5/04/2013

Dua Sisi


Riana mengurung dirinya di kamar sejak pagi. Ia bahkan tak  pergi ke kantor. Semua di luar kebiasaannya. Semalam ia berdebat hebat dengan Aminah, orang tua satu-satunya yang ia punya setelah kecelakaan hebat di udara tahun 2005 menghancurkan tubuh Rosadi , suami Aminah, yang juga menghancurkan segenap perasaan Aminah dan keluarganya sampai kini.
“Aku ingin sekolah di STF, Bu.” Kalimat itu terlontar saat Riana dan Aminah tengah menyantap makan malam mereka semalam.
Aminah terbatuk. Lalu menyeka mulutnya. Kemudian meneguk habis air putih di gelasnya yang diisi tak penuh. Mengambil napas dalam. Mencoba tenang.
Riana mengunyah makanannya pelan. Sebenarnya enggan, tapi dipaksakan untuk dihabiskan. Sementara wanita baya yang duduk de seberangnya menatap lekat.
“STF? Kenapa tidak mencari yang sealur dengan kompetensimu di sekolah saja? Bukankah akan lebih menunjang pada kariermu?” Tanya Aminah dengan nada selembut mungkin.
“Analisis kimia lagi? Aku jenuh, Bu. Semuanya begitu membuatku pusing. Sepertinya aku tidak cocok di situ” kata Riana memberi alasan.
“Tidak cocok? Selama ini kamu bahkan selalu menduduki peringkat  lima besar di kelas. Kami tahu kamu mampu, Nak.”. Aminah menyebut kata kami.
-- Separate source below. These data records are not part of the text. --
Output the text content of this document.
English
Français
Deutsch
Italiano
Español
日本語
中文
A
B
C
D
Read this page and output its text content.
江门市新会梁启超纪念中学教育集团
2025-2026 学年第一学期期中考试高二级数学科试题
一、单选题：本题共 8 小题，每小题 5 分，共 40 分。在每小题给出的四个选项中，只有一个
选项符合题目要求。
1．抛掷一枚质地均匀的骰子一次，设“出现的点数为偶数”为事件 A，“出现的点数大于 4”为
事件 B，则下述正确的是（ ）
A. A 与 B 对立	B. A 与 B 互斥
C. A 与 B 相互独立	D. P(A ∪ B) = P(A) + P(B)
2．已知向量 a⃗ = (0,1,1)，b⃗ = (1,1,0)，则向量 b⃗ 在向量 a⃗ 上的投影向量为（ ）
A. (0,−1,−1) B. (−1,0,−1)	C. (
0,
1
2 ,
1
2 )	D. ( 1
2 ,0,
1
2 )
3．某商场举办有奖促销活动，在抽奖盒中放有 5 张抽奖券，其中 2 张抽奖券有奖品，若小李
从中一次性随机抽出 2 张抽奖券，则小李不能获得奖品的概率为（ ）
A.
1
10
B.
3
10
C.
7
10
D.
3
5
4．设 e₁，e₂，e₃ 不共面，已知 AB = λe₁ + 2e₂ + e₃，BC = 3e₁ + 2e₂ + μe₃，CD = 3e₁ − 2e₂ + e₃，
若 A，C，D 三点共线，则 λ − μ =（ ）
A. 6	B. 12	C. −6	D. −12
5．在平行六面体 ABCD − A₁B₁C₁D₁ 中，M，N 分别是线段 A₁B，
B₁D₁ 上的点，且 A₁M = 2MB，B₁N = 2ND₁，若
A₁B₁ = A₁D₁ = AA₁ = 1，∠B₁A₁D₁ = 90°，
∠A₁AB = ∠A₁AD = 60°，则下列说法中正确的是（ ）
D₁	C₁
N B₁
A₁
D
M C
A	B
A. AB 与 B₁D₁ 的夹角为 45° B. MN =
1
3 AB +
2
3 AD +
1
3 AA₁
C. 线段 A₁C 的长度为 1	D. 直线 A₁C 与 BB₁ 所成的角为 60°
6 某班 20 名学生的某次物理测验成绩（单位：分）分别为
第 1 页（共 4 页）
Riana menghela napas panjang dengan pelan, berharap tak terlihat ibunya, “Selama ini aku hanya berusaha bertanggung jawab atas jalan yang sedang kuhadapi, Bu. Berharap segera selesai, tapi dengan nilai yang baik.
“Tidakkah kalian lihat, dari kelas satu aku berjuang setiap hari sampai sering kali tidur kelewat malam untuk anak seusiaku, karena harus berkutat dengan laporan dan tugas yang begitu banyak? Setiap hari selama empat tahun hampir selalu pulang sore, dan itu pun masih harus menyelesaikan tugas untuk esok harinya.
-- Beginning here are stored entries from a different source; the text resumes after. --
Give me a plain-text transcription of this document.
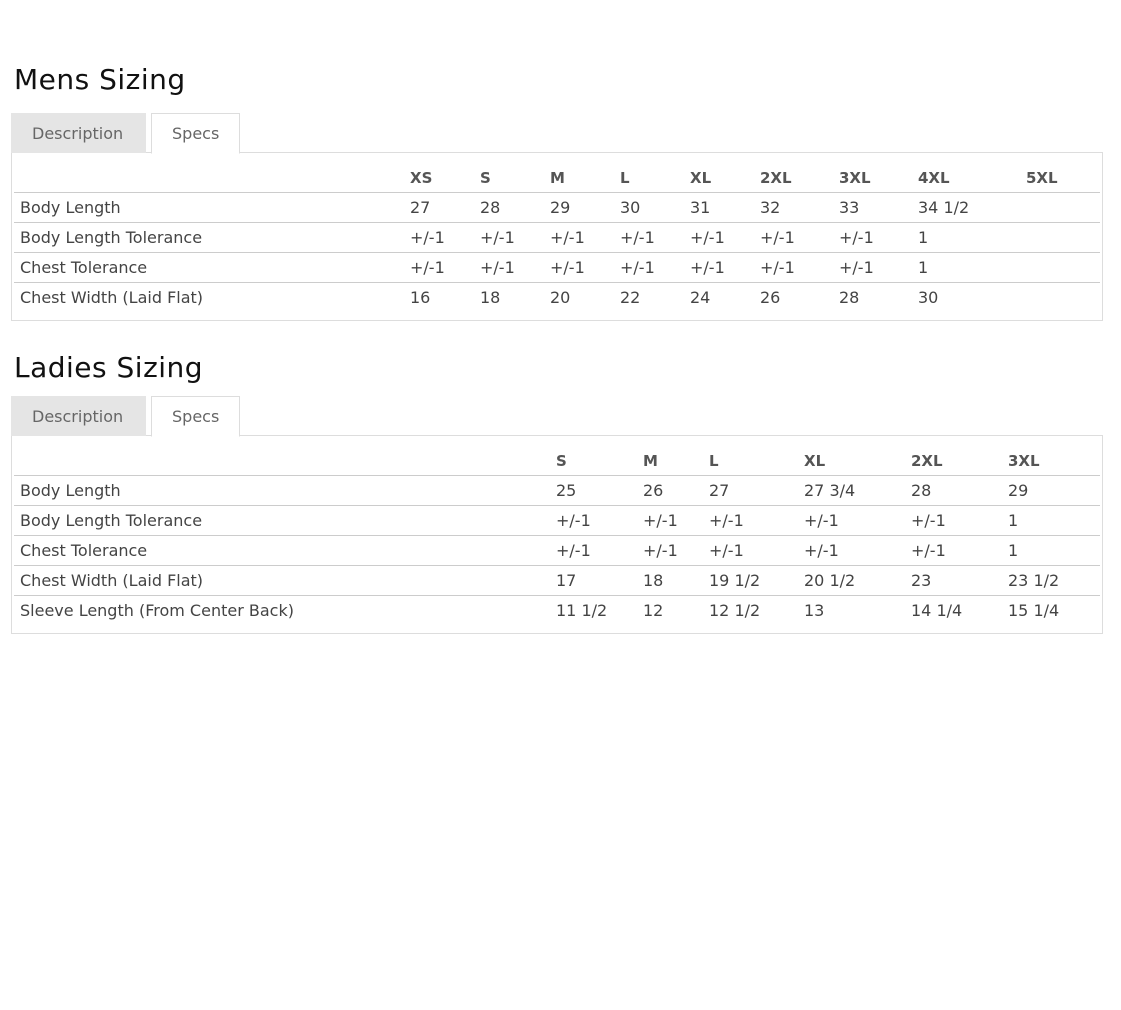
Mens Sizing
Description	Specs
	XS	S	M	L	XL	2XL	3XL	4XL	5XL
Body Length	27	28	29	30	31	32	33	34 1/2	
Body Length Tolerance	+/-1	+/-1	+/-1	+/-1	+/-1	+/-1	+/-1	1	
Chest Tolerance	+/-1	+/-1	+/-1	+/-1	+/-1	+/-1	+/-1	1	
Chest Width (Laid Flat)	16	18	20	22	24	26	28	30	
Ladies Sizing
Description	Specs
	S	M	L	XL	2XL	3XL
Body Length	25	26	27	27 3/4	28	29
Body Length Tolerance	+/-1	+/-1	+/-1	+/-1	+/-1	1
Chest Tolerance	+/-1	+/-1	+/-1	+/-1	+/-1	1
Chest Width (Laid Flat)	17	18	19 1/2	20 1/2	23	23 1/2
Sleeve Length (From Center Back)	11 1/2	12	12 1/2	13	14 1/4	15 1/4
“Jangankan bermain dengan ‘normal’ seperti teman lain yang sebaya, belajar untuk pelajaran esok hari pun sulit, karena hari ini aku pasti megerjakan tugas untuk esoknya. Begitu seterusnya. Kerap kali aku mendapat remedial karena nilaiku di bawah standar yang ditentukan. Aku memang tak sendirian, teman-teman lain pun banyak yang senasib sama denganku dalam hal itu. Bahkan banyak di antara mereka yang tiap tahunnya berguguran, menyerah pada keadaan yang menekan kami habis-habisan. ”
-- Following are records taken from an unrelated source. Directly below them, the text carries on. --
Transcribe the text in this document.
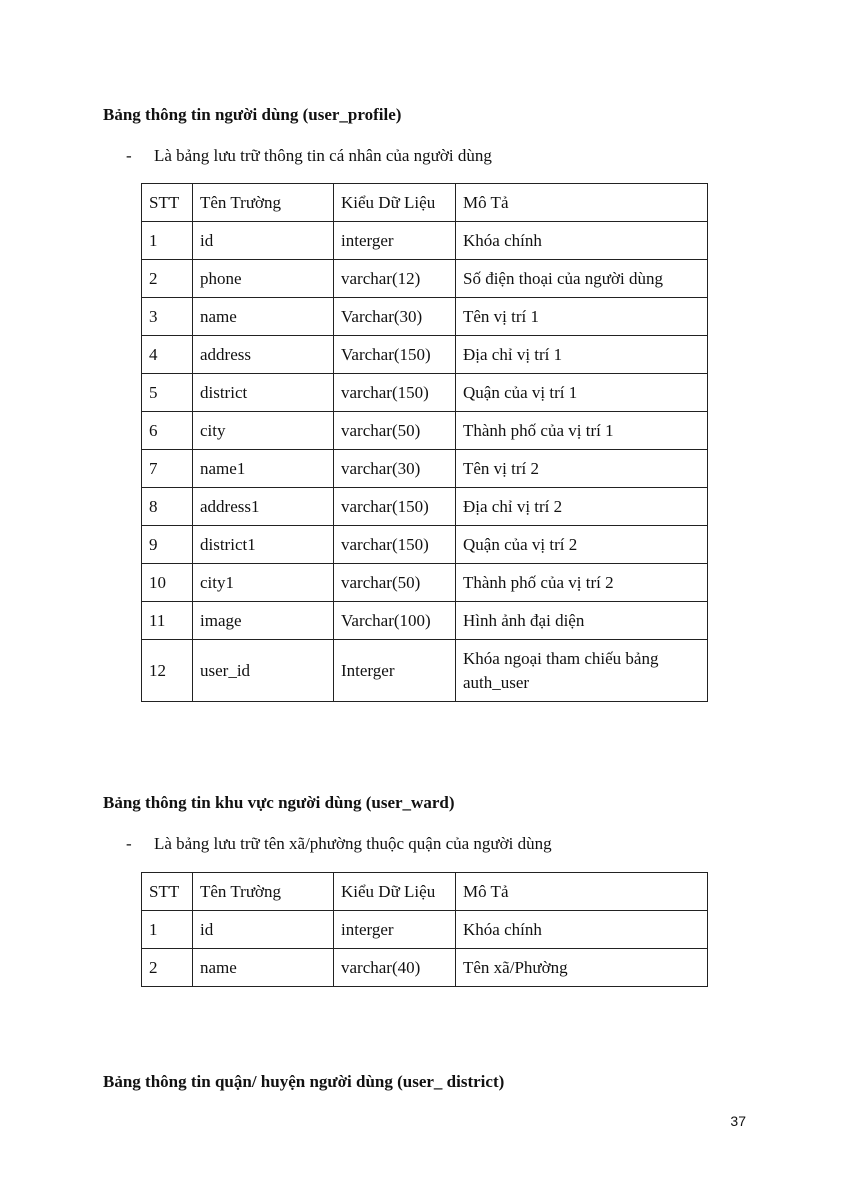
Bảng thông tin người dùng (user_profile)
- Là bảng lưu trữ thông tin cá nhân của người dùng
STT	Tên Trường	Kiểu Dữ Liệu	Mô Tả
1	id	interger	Khóa chính
2	phone	varchar(12)	Số điện thoại của người dùng
3	name	Varchar(30)	Tên vị trí 1
4	address	Varchar(150)	Địa chỉ vị trí 1
5	district	varchar(150)	Quận của vị trí 1
6	city	varchar(50)	Thành phố của vị trí 1
7	name1	varchar(30)	Tên vị trí 2
8	address1	varchar(150)	Địa chỉ vị trí 2
9	district1	varchar(150)	Quận của vị trí 2
10	city1	varchar(50)	Thành phố của vị trí 2
11	image	Varchar(100)	Hình ảnh đại diện
12	user_id	Interger	Khóa ngoại tham chiếu bảng auth_user
Bảng thông tin khu vực người dùng (user_ward)
- Là bảng lưu trữ tên xã/phường thuộc quận của người dùng
STT	Tên Trường	Kiểu Dữ Liệu	Mô Tả
1	id	interger	Khóa chính
2	name	varchar(40)	Tên xã/Phường
Bảng thông tin quận/ huyện người dùng (user_ district)
37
Segalanya tertutur lancar dari bibir Riana. Hatinya mengalirkan perasaan yang lama ingin membuncah, dan kini hampir semuanya seolah akan segera tertumpah habis dan menjelma lewat untaian kata-kata. Riana  memberikan jeda. Tapi belum ada tanda Aminah akan berbicara. Aminah seolah paham masih banyak yang ingin disampaikan oleh putrinya.
“Ibu tahu; aku senang membaca. Membaca apa saja. Tapi tidakkah Ibu lihat kini; aku hampir jarang punya waktu luang untuk membaca. Buku yang Bi Reni belikan sebulan lalu pun bahkan belum terjamah.  Novel yang Ibu belikan waktu itu bahkan belum tamat aku baca. Ya, mungkin terlalu naif berbicara seperti ini. Terlalu berlebihan untuk berkata bahwa aku tak punya cukup waktu, bahkan hanya untuk sekedar membaca.
Ibu juga tahu aku ingin menulis. Dan kita tahu bahwa untuk menulis, kita harus sering membaca. Yang jelas, menulis buatku lebih membutuhkan waktu dan suasana yang…kondusif. ”
Riana menarik napas, untuk yang ini, suaranya sempat tercekat sebentar di tenggorokan. Tapi ia cepat menguasai kembali meski agak tersendat, “Tapi di luar semua itu, apa kalian sadar, kita jadi jarang berkumpul meski semua berada di rumah. Atau mungkin, hanya aku saja yang merasakan. Karena kalian merasa masih memiliki Dean? Sementara aku? Aku yang lebih banyak menghabiskan waktu di sekolah, pulang ke rumah hanya untuk mandi, makan, lalu pergi ke kamar dan berkutat dengan tugas sampai ketiduran… ”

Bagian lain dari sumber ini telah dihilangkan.